Ржига только передернул плечами:
– Ну… значит, было что-то и другое… И вообще, что ты ко мне привязался, Басти?! Аюп же сказал, что нужно выкинуть из головы даже мысли обо всех этих… которые… Пойдем уже быстрее! А то я, если честно, хочу вернуться в лагерь до темноты…
Им удалось сделать это: в бухту, где стояла шлюпка, они пришли до того, как грузное солнце, натруженно отекая багровым светом, окончательно сползло в океан. Согласно приказу Ариолана Бэйла по периметру лагеря были разведены костры, у которых сменялись двое караульных. Оружия не было, отражать нападение потенциального врага пришлось бы голыми руками, однако ни разу не было упомянуто о том, что они могут оказаться на острове не одни. Не надо накликивать беду.

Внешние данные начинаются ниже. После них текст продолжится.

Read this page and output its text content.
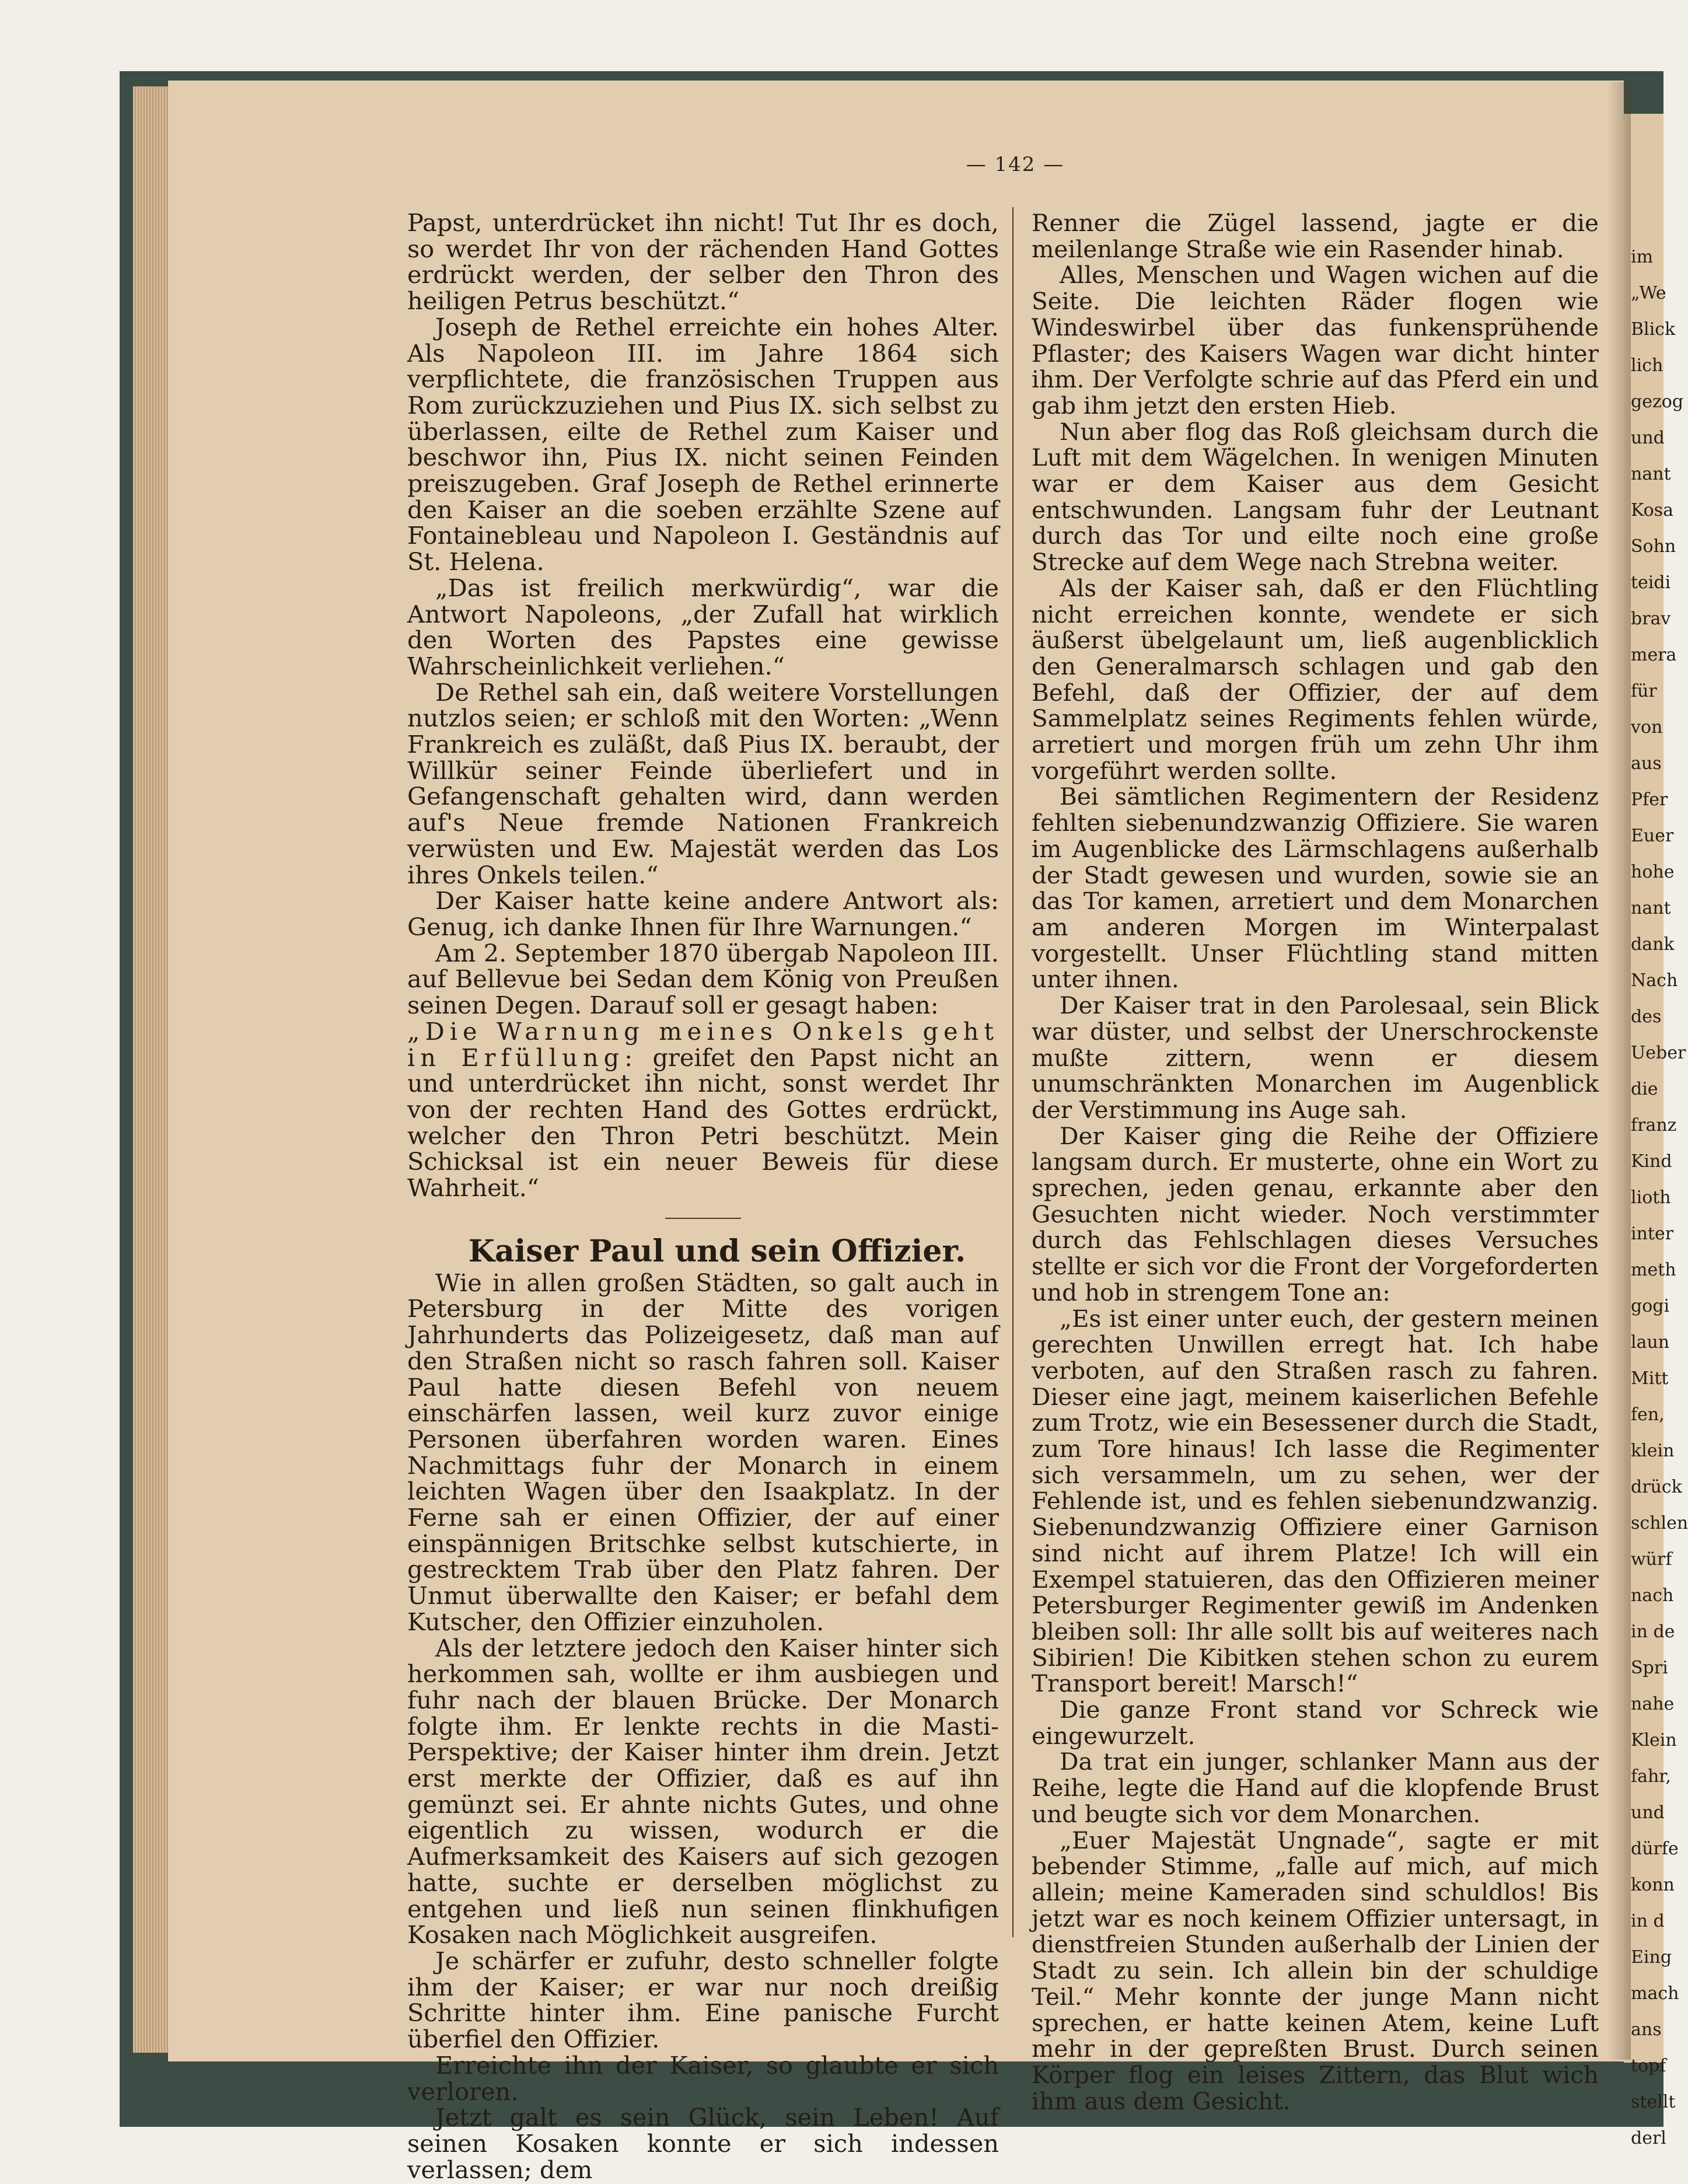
— 142 —

Papst, unterdrücket ihn nicht! Tut Ihr es doch, so werdet Ihr von der rächenden Hand Gottes erdrückt werden, der selber den Thron des heiligen Petrus beschützt.“

Joseph de Rethel erreichte ein hohes Alter. Als Napoleon III. im Jahre 1864 sich verpflichtete, die französischen Truppen aus Rom zurückzuziehen und Pius IX. sich selbst zu überlassen, eilte de Rethel zum Kaiser und beschwor ihn, Pius IX. nicht seinen Feinden preiszugeben. Graf Joseph de Rethel erinnerte den Kaiser an die soeben erzählte Szene auf Fontainebleau und Napoleon I. Geständnis auf St. Helena.

„Das ist freilich merkwürdig“, war die Antwort Napoleons, „der Zufall hat wirklich den Worten des Papstes eine gewisse Wahrscheinlichkeit verliehen.“

De Rethel sah ein, daß weitere Vorstellungen nutzlos seien; er schloß mit den Worten: „Wenn Frankreich es zuläßt, daß Pius IX. beraubt, der Willkür seiner Feinde überliefert und in Gefangenschaft gehalten wird, dann werden auf's Neue fremde Nationen Frankreich verwüsten und Ew. Majestät werden das Los ihres Onkels teilen.“

Der Kaiser hatte keine andere Antwort als: Genug, ich danke Ihnen für Ihre Warnungen.“

Am 2. September 1870 übergab Napoleon III. auf Bellevue bei Sedan dem König von Preußen seinen Degen. Darauf soll er gesagt haben:

„Die Warnung meines Onkels geht in Erfüllung: greifet den Papst nicht an und unterdrücket ihn nicht, sonst werdet Ihr von der rechten Hand des Gottes erdrückt, welcher den Thron Petri beschützt. Mein Schicksal ist ein neuer Beweis für diese Wahrheit.“

Kaiser Paul und sein Offizier.

Wie in allen großen Städten, so galt auch in Petersburg in der Mitte des vorigen Jahrhunderts das Polizeigesetz, daß man auf den Straßen nicht so rasch fahren soll. Kaiser Paul hatte diesen Befehl von neuem einschärfen lassen, weil kurz zuvor einige Personen überfahren worden waren. Eines Nachmittags fuhr der Monarch in einem leichten Wagen über den Isaakplatz. In der Ferne sah er einen Offizier, der auf einer einspännigen Britschke selbst kutschierte, in gestrecktem Trab über den Platz fahren. Der Unmut überwallte den Kaiser; er befahl dem Kutscher, den Offizier einzuholen.

Als der letztere jedoch den Kaiser hinter sich herkommen sah, wollte er ihm ausbiegen und fuhr nach der blauen Brücke. Der Monarch folgte ihm. Er lenkte rechts in die Masti-Perspektive; der Kaiser hinter ihm drein. Jetzt erst merkte der Offizier, daß es auf ihn gemünzt sei. Er ahnte nichts Gutes, und ohne eigentlich zu wissen, wodurch er die Aufmerksamkeit des Kaisers auf sich gezogen hatte, suchte er derselben möglichst zu entgehen und ließ nun seinen flinkhufigen Kosaken nach Möglichkeit ausgreifen.

Je schärfer er zufuhr, desto schneller folgte ihm der Kaiser; er war nur noch dreißig Schritte hinter ihm. Eine panische Furcht überfiel den Offizier.

Erreichte ihn der Kaiser, so glaubte er sich verloren.

Jetzt galt es sein Glück, sein Leben! Auf seinen Kosaken konnte er sich indessen verlassen; dem

Renner die Zügel lassend, jagte er die meilenlange Straße wie ein Rasender hinab.

Alles, Menschen und Wagen wichen auf die Seite. Die leichten Räder flogen wie Windeswirbel über das funkensprühende Pflaster; des Kaisers Wagen war dicht hinter ihm. Der Verfolgte schrie auf das Pferd ein und gab ihm jetzt den ersten Hieb.

Nun aber flog das Roß gleichsam durch die Luft mit dem Wägelchen. In wenigen Minuten war er dem Kaiser aus dem Gesicht entschwunden. Langsam fuhr der Leutnant durch das Tor und eilte noch eine große Strecke auf dem Wege nach Strebna weiter.

Als der Kaiser sah, daß er den Flüchtling nicht erreichen konnte, wendete er sich äußerst übelgelaunt um, ließ augenblicklich den Generalmarsch schlagen und gab den Befehl, daß der Offizier, der auf dem Sammelplatz seines Regiments fehlen würde, arretiert und morgen früh um zehn Uhr ihm vorgeführt werden sollte.

Bei sämtlichen Regimentern der Residenz fehlten siebenundzwanzig Offiziere. Sie waren im Augenblicke des Lärmschlagens außerhalb der Stadt gewesen und wurden, sowie sie an das Tor kamen, arretiert und dem Monarchen am anderen Morgen im Winterpalast vorgestellt. Unser Flüchtling stand mitten unter ihnen.

Der Kaiser trat in den Parolesaal, sein Blick war düster, und selbst der Unerschrockenste mußte zittern, wenn er diesem unumschränkten Monarchen im Augenblick der Verstimmung ins Auge sah.

Der Kaiser ging die Reihe der Offiziere langsam durch. Er musterte, ohne ein Wort zu sprechen, jeden genau, erkannte aber den Gesuchten nicht wieder. Noch verstimmter durch das Fehlschlagen dieses Versuches stellte er sich vor die Front der Vorgeforderten und hob in strengem Tone an:

„Es ist einer unter euch, der gestern meinen gerechten Unwillen erregt hat. Ich habe verboten, auf den Straßen rasch zu fahren. Dieser eine jagt, meinem kaiserlichen Befehle zum Trotz, wie ein Besessener durch die Stadt, zum Tore hinaus! Ich lasse die Regimenter sich versammeln, um zu sehen, wer der Fehlende ist, und es fehlen siebenundzwanzig. Siebenundzwanzig Offiziere einer Garnison sind nicht auf ihrem Platze! Ich will ein Exempel statuieren, das den Offizieren meiner Petersburger Regimenter gewiß im Andenken bleiben soll: Ihr alle sollt bis auf weiteres nach Sibirien! Die Kibitken stehen schon zu eurem Transport bereit! Marsch!“

Die ganze Front stand vor Schreck wie eingewurzelt.

Da trat ein junger, schlanker Mann aus der Reihe, legte die Hand auf die klopfende Brust und beugte sich vor dem Monarchen.

„Euer Majestät Ungnade“, sagte er mit bebender Stimme, „falle auf mich, auf mich allein; meine Kameraden sind schuldlos! Bis jetzt war es noch keinem Offizier untersagt, in dienstfreien Stunden außerhalb der Linien der Stadt zu sein. Ich allein bin der schuldige Teil.“ Mehr konnte der junge Mann nicht sprechen, er hatte keinen Atem, keine Luft mehr in der gepreßten Brust. Durch seinen Körper flog ein leises Zittern, das Blut wich ihm aus dem Gesicht.

im
„We
Blick
lich
gezog
und
nant
Kosa
Sohn
teidi
brav
mera
für
von
aus
Pfer
Euer
hohe
nant
dank
Nach
des
Ueber
die
franz
Kind
lioth
inter
meth
gogi
laun
Mitt
fen,
klein
drück
schlen
würf
nach
in de
Spri
nahe
Klein
fahr,
und
dürfe
konn
in d
Eing
mach
ans
topf
stellt
derl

Себастьян хотел было сказать мастеру Бэйлу о том, что вместо костров сейчас очень пригодились бы серые жерланы. Создания, с помощью которых студенты Школы Пятого окна прикасались к древнему, почти утраченному знанию. «Через выстроенную таким образом защиту не пробьется ни один ксеноморф, – говорил тогда в ночном шатре у Тертейского моста Ариолан Бэйл своим притихшим однокашникам. – Ни его запах, ни исходящий от него свет, разве что само его намерение напасть на вас, изменить вас…»
Разумеется, Себастьян не стал напоминать мастеру Бэйлу о том ночном разговоре. Хотя бы потому, что был уверен: будь у любимца герцога Корнельского возможность выставить именно такой барьер, он бы непременно его воздвиг.
Вокруг лагеря сгущалась тьма.
Себастьян проснулся среди ночи в холодном поту. В сомкнувшейся темноте тлели угли потухших костров. Несся храп Олеварна, громче остальных заявлявшего о необходимости выставлять караул и огненные барьеры.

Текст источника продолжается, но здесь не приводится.